Camacho later claimed that “Sojourners editorial problems weren’t just about one racism article. There were strong, non-transparent restrictions on what LGBTQ stories I could publish & almost no room for stories on women’s reproduction, etc.”

Mark Tooley, president of the Institute on Religion and Democracy (IRD), explained Wallis’ predicament.

“For many years Wallis has often been careful about abortion and sex so as not to impair relations with Catholics and theologically orthodox Evangelicals who share his liberal politics. He says he wants to reduce abortion but opposes legal restrictions. For much of the last decade he has backed same sex marriage, at odds with Roman Catholicism and Evangelicalism,” Tooley wrote.

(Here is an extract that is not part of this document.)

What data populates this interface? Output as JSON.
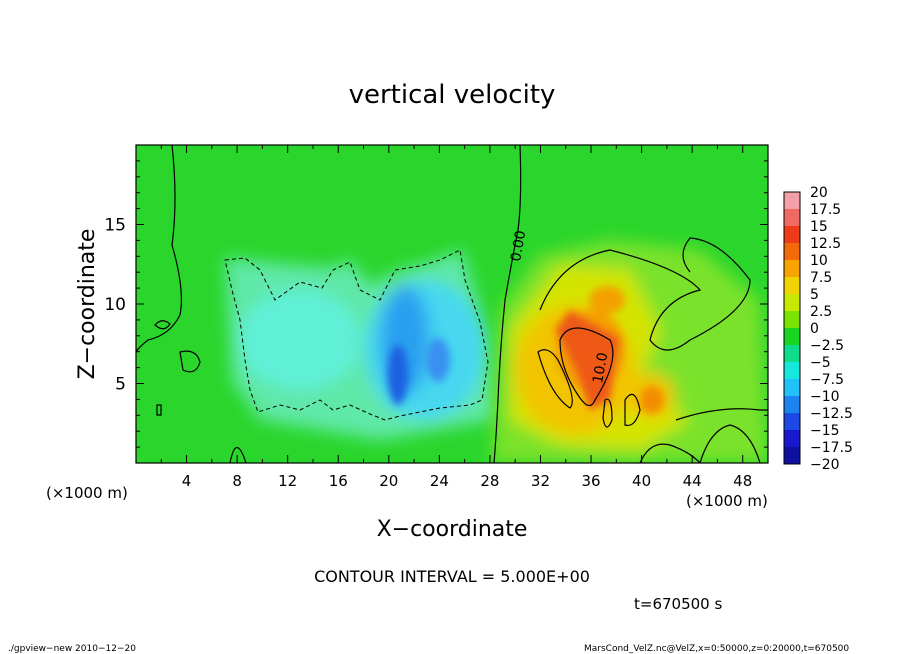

While Wallis joined the radical Students for a Democratic Society in his youth and praised Marxist revolutionary movements in the 1980s, he became more moderate in the 1990s, seeking to build wider coalitions and becoming more mainstream within Democratic Party politics. He hosted a 2007 candidate forum with Barack Obama and Hillary Clinton. Yet Wallis’ comparatively moderate stance has led critics to dismiss him as “an old white man.”

Tooley explained that during the scuffle over this anti-Catholic article, “Wallis sensibly had recognized the article as incoherent and conspiratorial without evidently realizing that postmodern intersectionality disdains linear reason in favor of drawing ideological lines connecting all sinister oppressions.”

The logic of Wallis’s own movement is swallowing him whole.